Il ministro in quota Verdi ha deciso di dare le dimissioni dopo le aspre polemiche che le sono piombate addosso per essere andata in vacanza in Francia appena dieci giorni dopo l’esondazione dell’Ahr di metà luglio 2021, quando era ministro della Renania Palatinato con delega all’Ambiente e vice-governatrice. Inoltre, era stata criticata per delle chat con i suoi dipendenti, da cui traspariva come dopo la catastrofe costata la vita in tutto il Paese a 134 persone, lei fosse più che altro preoccupata di salvaguardare la sua immagine politica. Ma non è solo questo: una commissione di inchiesta parlamentare in Renania Palatinato sta indagando per capire se il ministero dell’Ambiente – presieduto proprio da Spiegel all’epoca della catastrofe – avrebbe potuto lanciare prima l’allarme.

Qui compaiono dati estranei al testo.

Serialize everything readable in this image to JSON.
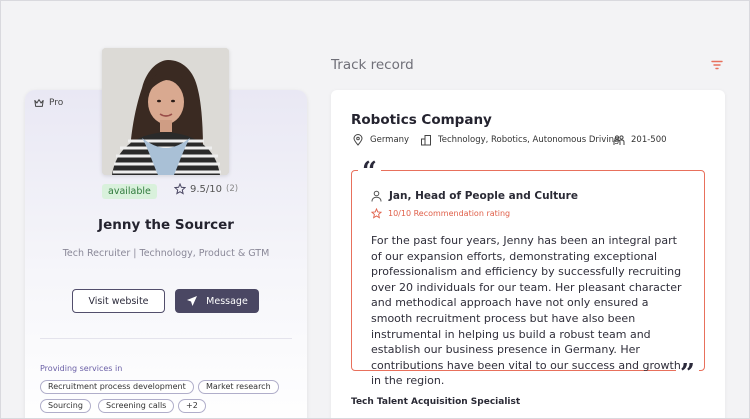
{
  "profile": {
    "badge": "Pro",
    "status": "available",
    "rating": "9.5/10",
    "rating_count": "(2)",
    "name": "Jenny the Sourcer",
    "title": "Tech Recruiter | Technology, Product & GTM",
    "visit_label": "Visit website",
    "message_label": "Message",
    "services_label": "Providing services in",
    "services": [
      "Recruitment process development",
      "Market research",
      "Sourcing",
      "Screening calls",
      "+2"
    ]
  },
  "track_record": {
    "heading": "Track record",
    "company": "Robotics Company",
    "location": "Germany",
    "industry": "Technology, Robotics, Autonomous Driving",
    "size": "201-500",
    "recommender": "Jan, Head of People and Culture",
    "recommendation_rating": "10/10 Recommendation rating",
    "quote": "For the past four years, Jenny has been an integral part of our expansion efforts, demonstrating exceptional professionalism and efficiency by successfully recruiting over 20 individuals for our team. Her pleasant character and methodical approach have not only ensured a smooth recruitment process but have also been instrumental in helping us build a robust team and establish our business presence in Germany. Her contributions have been vital to our success and growth in the region.",
    "role": "Tech Talent Acquisition Specialist"
  },
  "colors": {
    "accent": "#e8705c",
    "primary": "#4a4763",
    "available_bg": "#d9f1dc"
  },
  "icons": [
    "crown-icon",
    "star-icon",
    "send-icon",
    "filter-icon",
    "location-icon",
    "building-icon",
    "people-icon",
    "person-icon",
    "star-outline-icon"
  ]
}
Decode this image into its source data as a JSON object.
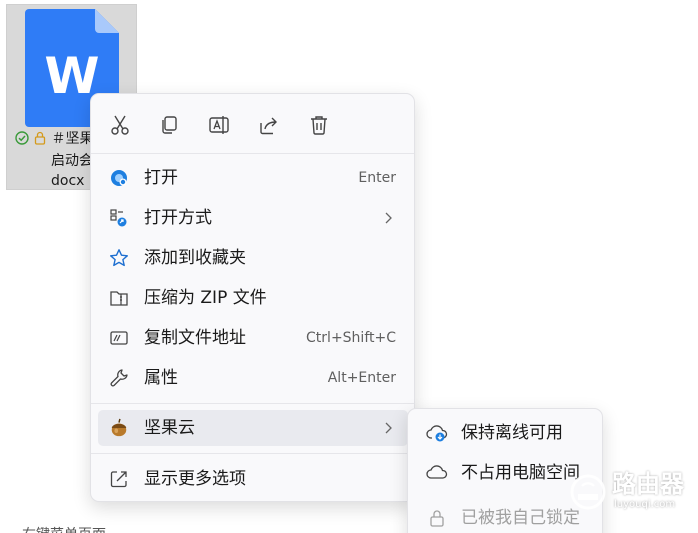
{
  "file": {
    "name_line1": "＃坚果",
    "name_line2": "启动会",
    "name_line3": "docx",
    "icon_letter": "W",
    "status_icons": [
      "synced-check-icon",
      "lock-icon"
    ]
  },
  "toolbar": {
    "buttons": [
      "cut-icon",
      "copy-icon",
      "rename-icon",
      "share-icon",
      "delete-icon"
    ]
  },
  "menu": {
    "items": [
      {
        "label": "打开",
        "shortcut": "Enter",
        "icon": "open-app-icon"
      },
      {
        "label": "打开方式",
        "icon": "open-with-icon",
        "submenu": true
      },
      {
        "label": "添加到收藏夹",
        "icon": "star-icon"
      },
      {
        "label": "压缩为 ZIP 文件",
        "icon": "zip-folder-icon"
      },
      {
        "label": "复制文件地址",
        "shortcut": "Ctrl+Shift+C",
        "icon": "copy-path-icon"
      },
      {
        "label": "属性",
        "shortcut": "Alt+Enter",
        "icon": "wrench-icon"
      },
      {
        "label": "坚果云",
        "icon": "nut-cloud-icon",
        "submenu": true
      },
      {
        "label": "显示更多选项",
        "icon": "show-more-icon"
      }
    ]
  },
  "submenu": {
    "items": [
      {
        "label": "保持离线可用",
        "icon": "cloud-download-icon"
      },
      {
        "label": "不占用电脑空间",
        "icon": "cloud-icon"
      },
      {
        "label": "已被我自己锁定",
        "icon": "lock-icon",
        "disabled": true
      }
    ]
  },
  "background": {
    "partial_text": "右键菜单页面"
  },
  "watermark": {
    "title": "路由器",
    "subtitle": "luyouqi.com"
  },
  "colors": {
    "word_blue": "#2f7cf6",
    "accent": "#0067c0",
    "menu_bg": "#f9f9fb",
    "hover": "#e9eaef"
  }
}
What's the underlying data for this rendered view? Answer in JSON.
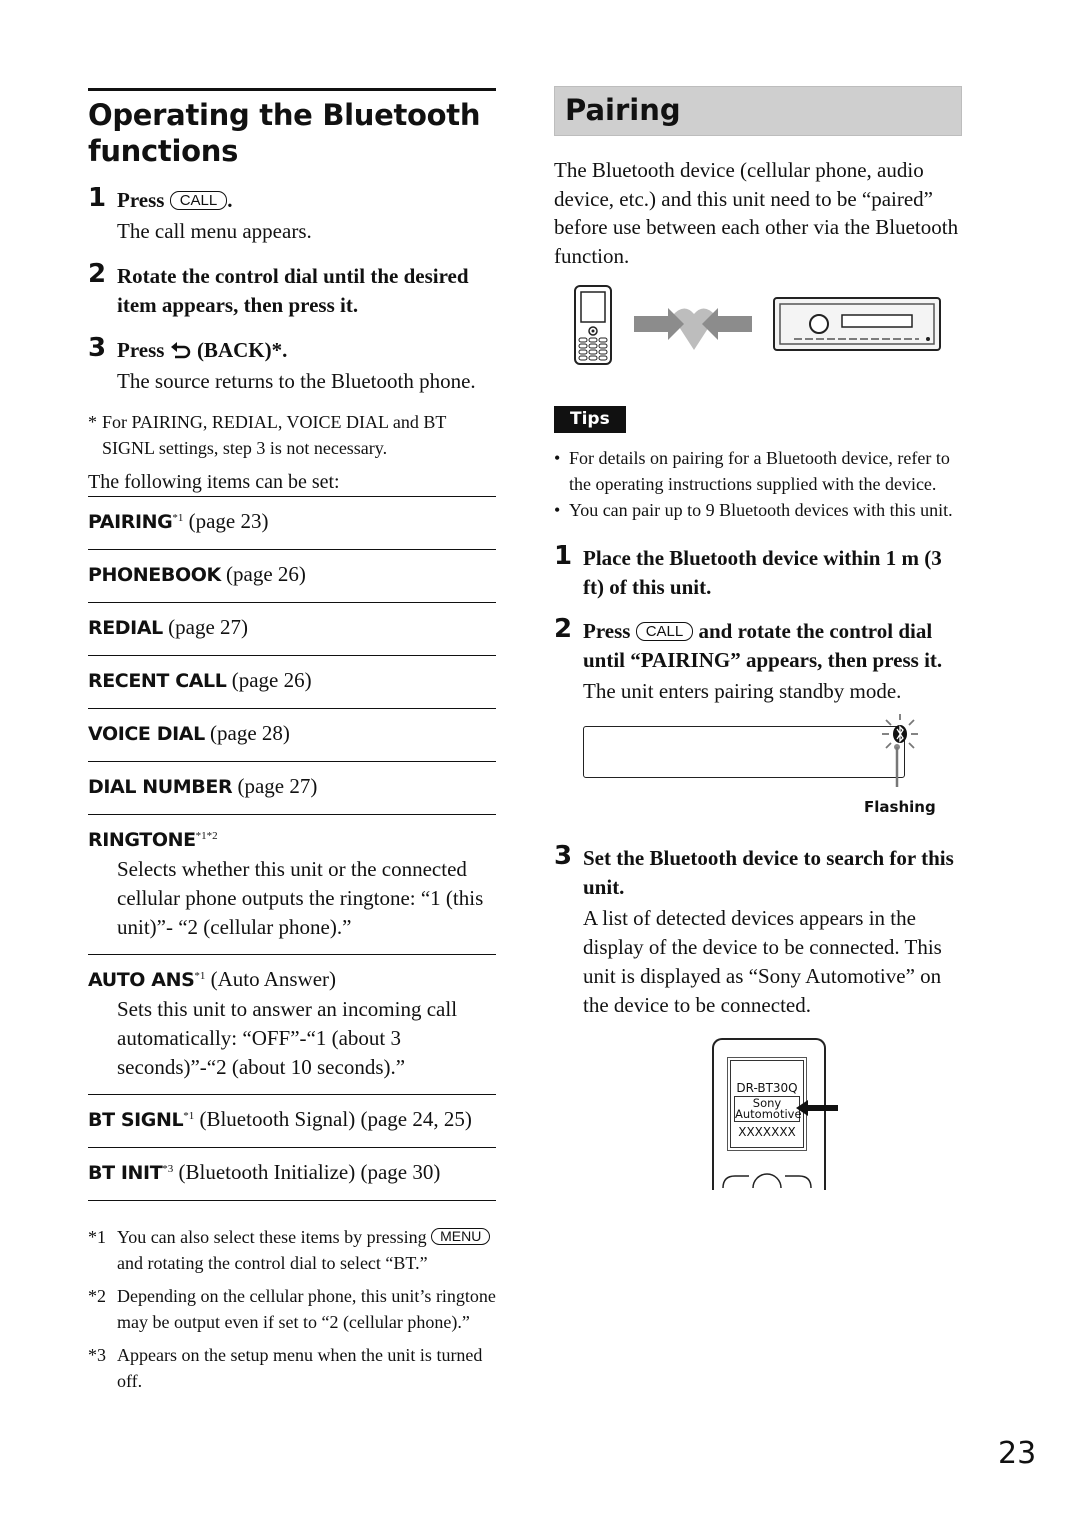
{
  "left": {
    "title": "Operating the Bluetooth functions",
    "steps": [
      {
        "num": "1",
        "title_pre": "Press ",
        "key": "CALL",
        "title_post": ".",
        "body": "The call menu appears."
      },
      {
        "num": "2",
        "title": "Rotate the control dial until the desired item appears, then press it."
      },
      {
        "num": "3",
        "title_pre": "Press ",
        "icon": "back-icon",
        "title_post": " (BACK)*.",
        "body": "The source returns to the Bluetooth phone."
      }
    ],
    "asterisk_note": {
      "mark": "*",
      "text": "For PAIRING, REDIAL, VOICE DIAL and BT SIGNL settings, step 3 is not necessary."
    },
    "intro": "The following items can be set:",
    "items": [
      {
        "name": "PAIRING",
        "sup": "*1",
        "text": " (page 23)"
      },
      {
        "name": "PHONEBOOK",
        "sup": "",
        "text": " (page 26)"
      },
      {
        "name": "REDIAL",
        "sup": "",
        "text": " (page 27)"
      },
      {
        "name": "RECENT CALL",
        "sup": "",
        "text": " (page 26)"
      },
      {
        "name": "VOICE DIAL",
        "sup": "",
        "text": " (page 28)"
      },
      {
        "name": "DIAL NUMBER",
        "sup": "",
        "text": " (page 27)"
      },
      {
        "name": "RINGTONE",
        "sup": "*1*2",
        "text": "",
        "desc": "Selects whether this unit or the connected cellular phone outputs the ringtone: “1 (this unit)”- “2 (cellular phone).”"
      },
      {
        "name": "AUTO ANS",
        "sup": "*1",
        "text": " (Auto Answer)",
        "desc": "Sets this unit to answer an incoming call automatically: “OFF”-“1 (about 3 seconds)”-“2 (about 10 seconds).”"
      },
      {
        "name": "BT SIGNL",
        "sup": "*1",
        "text": " (Bluetooth Signal) (page 24, 25)"
      },
      {
        "name": "BT INIT",
        "sup": "*3",
        "text": " (Bluetooth Initialize) (page 30)"
      }
    ],
    "footnotes": [
      {
        "mark": "*1",
        "pre": "You can also select these items by pressing ",
        "key": "MENU",
        "post": " and rotating the control dial to select “BT.”"
      },
      {
        "mark": "*2",
        "pre": "Depending on the cellular phone, this unit’s ringtone may be output even if set to “2 (cellular phone).”"
      },
      {
        "mark": "*3",
        "pre": "Appears on the setup menu when the unit is turned off."
      }
    ]
  },
  "right": {
    "title": "Pairing",
    "intro": "The Bluetooth device (cellular phone, audio device, etc.) and this unit need to be “paired” before use between each other via the Bluetooth function.",
    "tips_label": "Tips",
    "tips": [
      "For details on pairing for a Bluetooth device, refer to the operating instructions supplied with the device.",
      "You can pair up to 9 Bluetooth devices with this unit."
    ],
    "steps": [
      {
        "num": "1",
        "title": "Place the Bluetooth device within 1 m (3 ft) of this unit."
      },
      {
        "num": "2",
        "title_pre": "Press ",
        "key": "CALL",
        "title_post": " and rotate the control dial until “PAIRING” appears, then press it.",
        "body": "The unit enters pairing standby mode."
      },
      {
        "num": "3",
        "title": "Set the Bluetooth device to search for this unit.",
        "body": "A list of detected devices appears in the display of the device to be connected. This unit is displayed as “Sony Automotive” on the device to be connected."
      }
    ],
    "display_callout": "Flashing",
    "phone_screen": {
      "line1": "DR-BT30Q",
      "selected_line1": "Sony",
      "selected_line2": "Automotive",
      "line3": "XXXXXXX"
    }
  },
  "page_number": "23"
}
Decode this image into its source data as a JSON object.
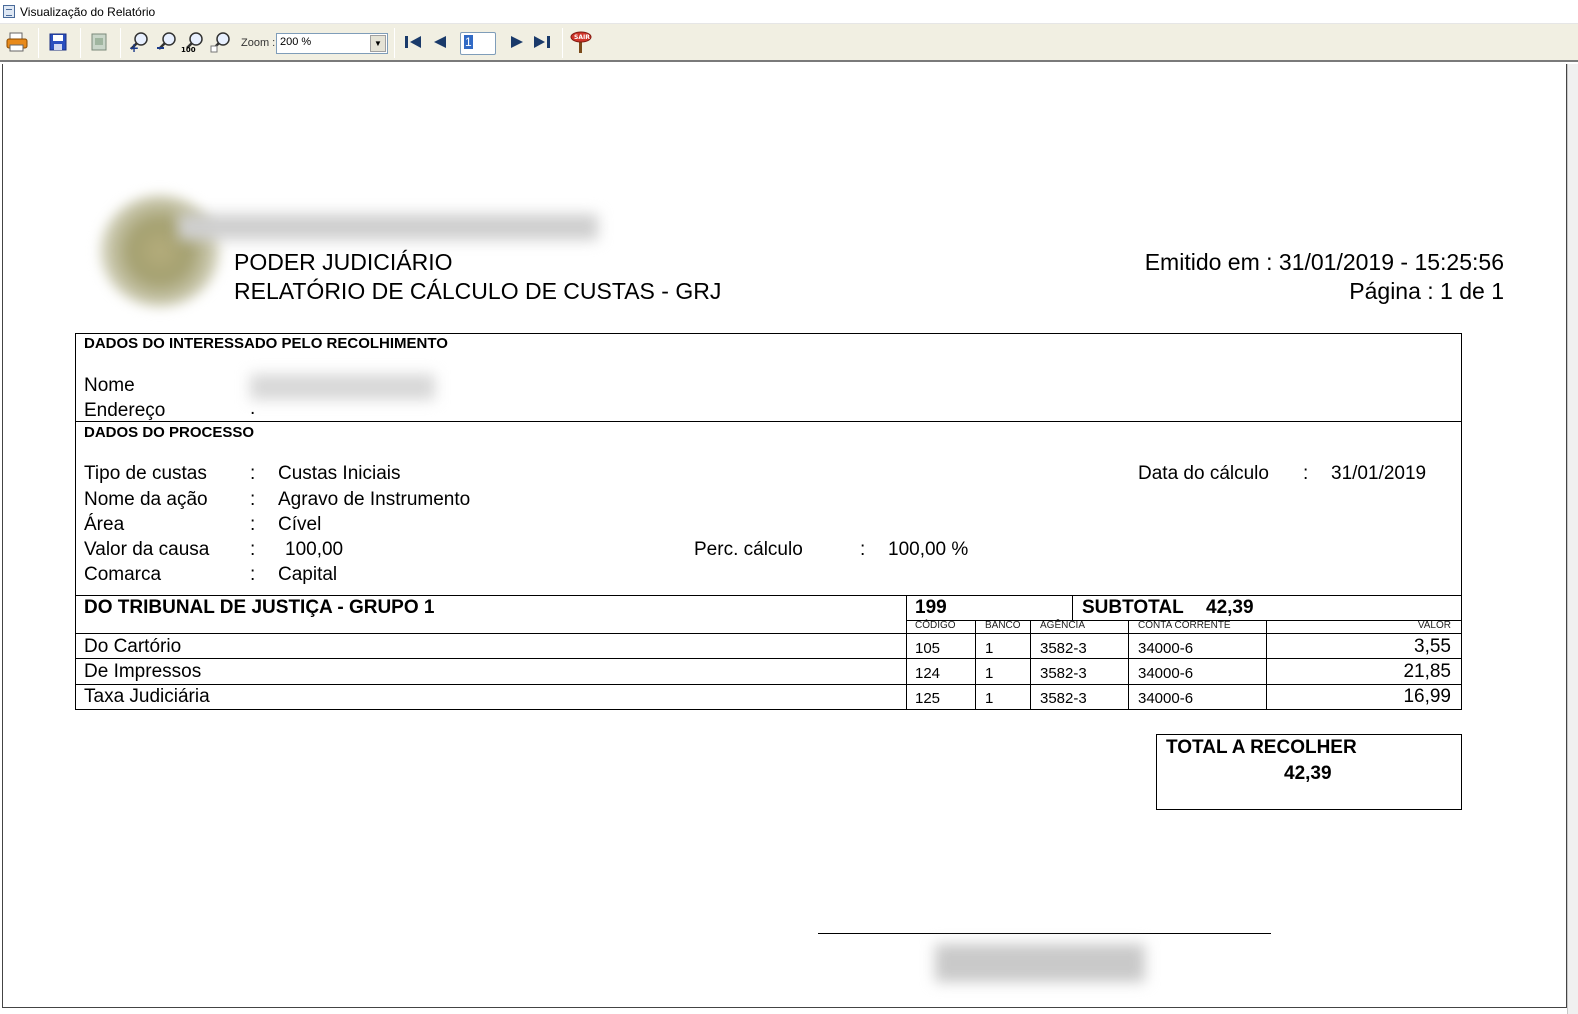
{
  "window": {
    "title": "Visualização do Relatório"
  },
  "toolbar": {
    "zoom_label": "Zoom :",
    "zoom_value": "200 %",
    "page_value": "1",
    "exit_label": "SAIR",
    "buttons": [
      "print-icon",
      "save-icon",
      "page-setup-icon",
      "zoom-in-icon",
      "zoom-out-icon",
      "zoom-100-icon",
      "zoom-fit-icon",
      "first-page-icon",
      "prev-page-icon",
      "next-page-icon",
      "last-page-icon",
      "exit-icon"
    ]
  },
  "report": {
    "header": {
      "org": "PODER JUDICIÁRIO",
      "title": "RELATÓRIO DE CÁLCULO DE CUSTAS - GRJ",
      "issued": "Emitido em : 31/01/2019 - 15:25:56",
      "page": "Página : 1 de 1"
    },
    "interessado": {
      "section_title": "DADOS DO INTERESSADO PELO RECOLHIMENTO",
      "nome_label": "Nome",
      "endereco_label": "Endereço",
      "endereco_value": "."
    },
    "processo": {
      "section_title": "DADOS DO PROCESSO",
      "sep": ":",
      "tipo_label": "Tipo de custas",
      "tipo_value": "Custas Iniciais",
      "acao_label": "Nome da ação",
      "acao_value": "Agravo de Instrumento",
      "area_label": "Área",
      "area_value": "Cível",
      "valor_label": "Valor da causa",
      "valor_value": "100,00",
      "comarca_label": "Comarca",
      "comarca_value": "Capital",
      "data_label": "Data do cálculo",
      "data_value": "31/01/2019",
      "perc_label": "Perc. cálculo",
      "perc_value": "100,00 %"
    },
    "grupo": {
      "title": "DO TRIBUNAL DE JUSTIÇA - GRUPO 1",
      "code": "199",
      "subtotal_label": "SUBTOTAL",
      "subtotal_value": "42,39",
      "columns": {
        "codigo": "CÓDIGO",
        "banco": "BANCO",
        "agencia": "AGÊNCIA",
        "conta": "CONTA CORRENTE",
        "valor": "VALOR"
      },
      "rows": [
        {
          "desc": "Do Cartório",
          "codigo": "105",
          "banco": "1",
          "agencia": "3582-3",
          "conta": "34000-6",
          "valor": "3,55"
        },
        {
          "desc": "De Impressos",
          "codigo": "124",
          "banco": "1",
          "agencia": "3582-3",
          "conta": "34000-6",
          "valor": "21,85"
        },
        {
          "desc": "Taxa Judiciária",
          "codigo": "125",
          "banco": "1",
          "agencia": "3582-3",
          "conta": "34000-6",
          "valor": "16,99"
        }
      ]
    },
    "total": {
      "label": "TOTAL A RECOLHER",
      "value": "42,39"
    }
  }
}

Dopo l’ultimo attacco dal capo dell’opposizione Friedrich Merz dal podio di un talk show, la donna non ha resistito e ha presentato le sue dimissioni specificando che, negli ultimi tre anni, il marito aveva avuto un ictus e i quattro figli piccoli sofferto del lockdown dovuto alla pandemia. Le pressioni sono state troppo forti e non è stato sufficiente che il presidente dei Verdi Omid Nouripour le abbia coperto le spalle dichiarando: “Anne Spiegel ha ammesso errori con una trasparenza e schiettezza che nella vita politica non aveva precedenti”.  Anche il ministro per l’Ambiente del Nord Reno Vestfalia, Ursula Heinen-Esser il 7 aprile aveva già dovuto dare le dimissioni per il suo comportamento all’indomani dell’esondazione dell’Ahr costata la vita a 49 persone del suo stesso Land. Era rientrata da Mallorca, dove ha una seconda residenza, il giorno dopo la catastrofe ma ci era ritornata appena due giorni dopo dichiarando di dover prendere la figlia piccola, ma in realtà per festeggiare il compleanno del marito. Lo scandalo sta allargandosi anche ad altri politici che erano andati al compleanno.